Matashichi Oishi, a former crew member of a Japanese tuna fishing boat that was exposed to radioactive fallout from a 1954 U.S. hydrogen bomb test in the Pacific, died of aspiration pneumonia earlier this month, a foundation preserving the boat said Sunday. He was 87.
Oishi, who died at a hospital in Kanagawa Prefecture on March 7, was among the fishermen exposed to nuclear fallout when the United States conducted its largest-ever nuclear weapon test at Bikini Atoll in the Marshall Islands on March 1, 1954.
A native of Shizuoka Prefecture, Oishi began working aboard the fishing boat Fukuryu Maru No. 5, also known as Lucky Dragon No. 5, in 1953, and subsequently suffered cancer and many other illnesses following the Castle Bravo test.
He continued to speak out about his experiences and the horrors of nuclear weapons while running a laundry shop in Tokyo, and was a strong proponent of abolishing nuclear power following the March 2011 Fukushima disaster.

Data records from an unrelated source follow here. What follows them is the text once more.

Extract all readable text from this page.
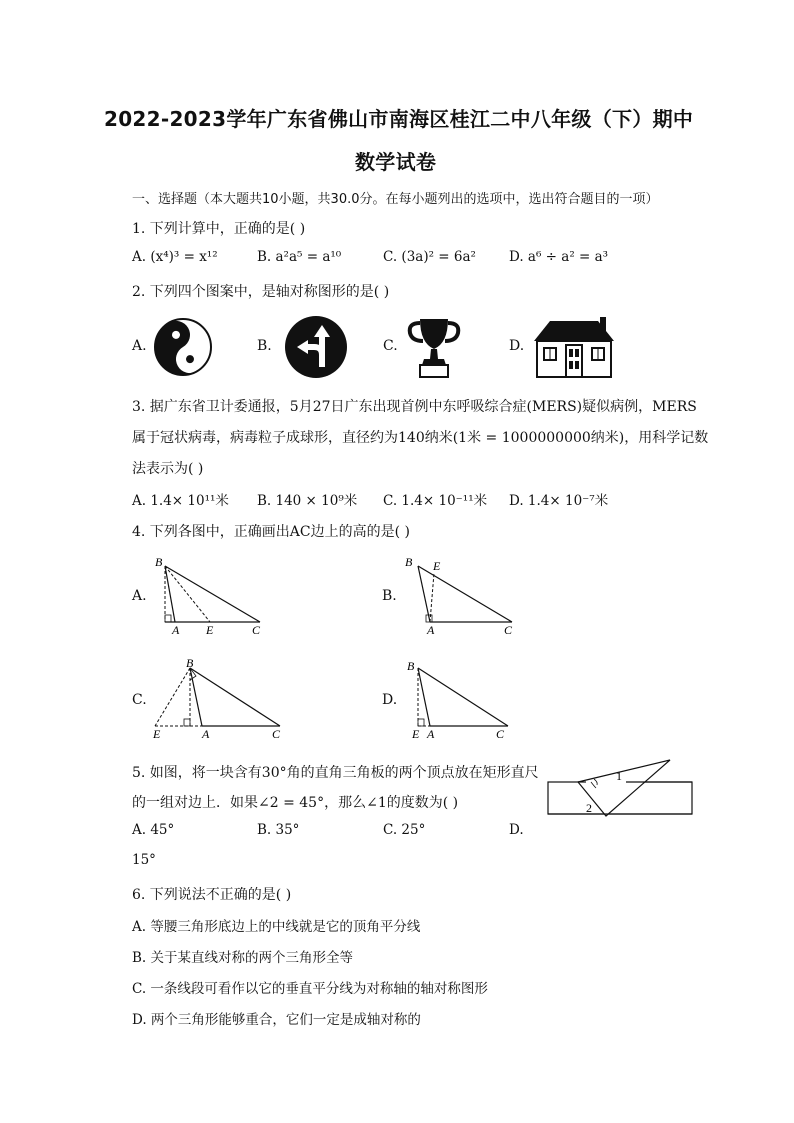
2022-2023学年广东省佛山市南海区桂江二中八年级（下）期中
数学试卷
一、选择题（本大题共10小题，共30.0分。在每小题列出的选项中，选出符合题目的一项）
1. 下列计算中，正确的是( )
A. (x⁴)³ = x¹²	B. a²a⁵ = a¹⁰	C. (3a)² = 6a² D. a⁶ ÷ a² = a³
2. 下列四个图案中，是轴对称图形的是( )
A.	B.	C.	D.
3. 据广东省卫计委通报，5月27日广东出现首例中东呼吸综合症(MERS)疑似病例，MERS
属于冠状病毒，病毒粒子成球形，直径约为140纳米(1米 = 1000000000纳米)，用科学记数
法表示为( )
A. 1.4× 10¹¹米 B. 140 × 10⁹米 C. 1.4× 10⁻¹¹米 D. 1.4× 10⁻⁷米
4. 下列各图中，正确画出AC边上的高的是( )
A.	B.
C.	D.
B
A E	C
B E
A	C
B
E	A	C
B
E A	C
5. 如图，将一块含有30°角的直角三角板的两个顶点放在矩形直尺
的一组对边上．如果∠2 = 45°，那么∠1的度数为( )
A. 45°	B. 35°	C. 25°	D.
15°
1
2
6. 下列说法不正确的是( )
A. 等腰三角形底边上的中线就是它的顶角平分线
B. 关于某直线对称的两个三角形全等
C. 一条线段可看作以它的垂直平分线为对称轴的轴对称图形
D. 两个三角形能够重合，它们一定是成轴对称的
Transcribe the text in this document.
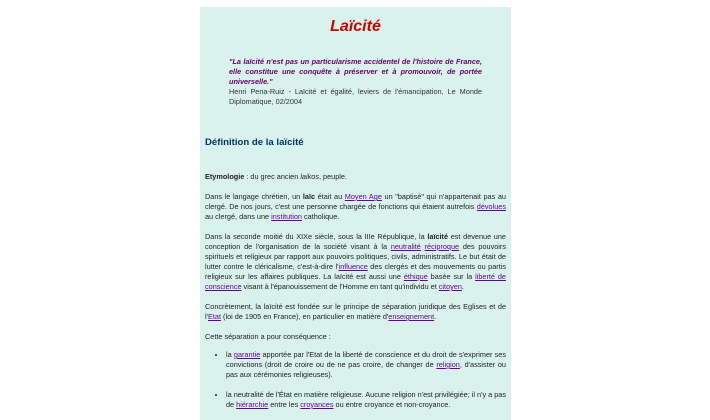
Laïcité
"La laïcité n'est pas un particularisme accidentel de l'histoire de France, elle constitue une conquête à préserver et à promouvoir, de portée universelle."
Henri Pena-Ruiz - Laïcité et égalité, leviers de l'émancipation, Le Monde Diplomatique, 02/2004
Définition de la laïcité

Etymologie : du grec ancien laikos, peuple.

Dans le langage chrétien, un laïc était au Moyen Age un "baptisé" qui n'appartenait pas au clergé. De nos jours, c'est une personne chargée de fonctions qui étaient autrefois dévolues au clergé, dans une institution catholique.

Dans la seconde moitié du XIXe siècle, sous la IIIe République, la laïcité est devenue une conception de l'organisation de la société visant à la neutralité réciproque des pouvoirs spirituels et religieux par rapport aux pouvoirs politiques, civils, administratifs. Le but était de lutter contre le cléricalisme, c'est-à-dire l'influence des clergés et des mouvements ou partis religieux sur les affaires publiques. La laïcité est aussi une éthique basée sur la liberté de conscience visant à l'épanouissement de l'Homme en tant qu'individu et citoyen.

Concrètement, la laïcité est fondée sur le principe de séparation juridique des Eglises et de l'Etat (loi de 1905 en France), en particulier en matière d'enseignement.

Cette séparation a pour conséquence :

• la garantie apportée par l'Etat de la liberté de conscience et du droit de s'exprimer ses convictions (droit de croire ou de ne pas croire, de changer de religion, d'assister ou pas aux cérémonies religieuses).
• la neutralité de l'État en matière religieuse. Aucune religion n'est privilégiée; il n'y a pas de hiérarchie entre les croyances ou entre croyance et non-croyance.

He also served as a trustee of the foundation operating the Daigo Fukuryu Maru Exhibition Hall in Tokyo’s Koto Ward, where the vessel is currently preserved.
The Castle Bravo test was one of 67 nuclear experiments conducted by the United States in the Marshall Islands from 1946 to 1958, which also exposed the local population to radiation.
The Fukuryu Maru No. 5, with 23 crew members aboard, was covered in radioactive fallout. Six months after the exposure, the ship’s chief radio operator, Aikichi Kuboyama, died at the age of 40.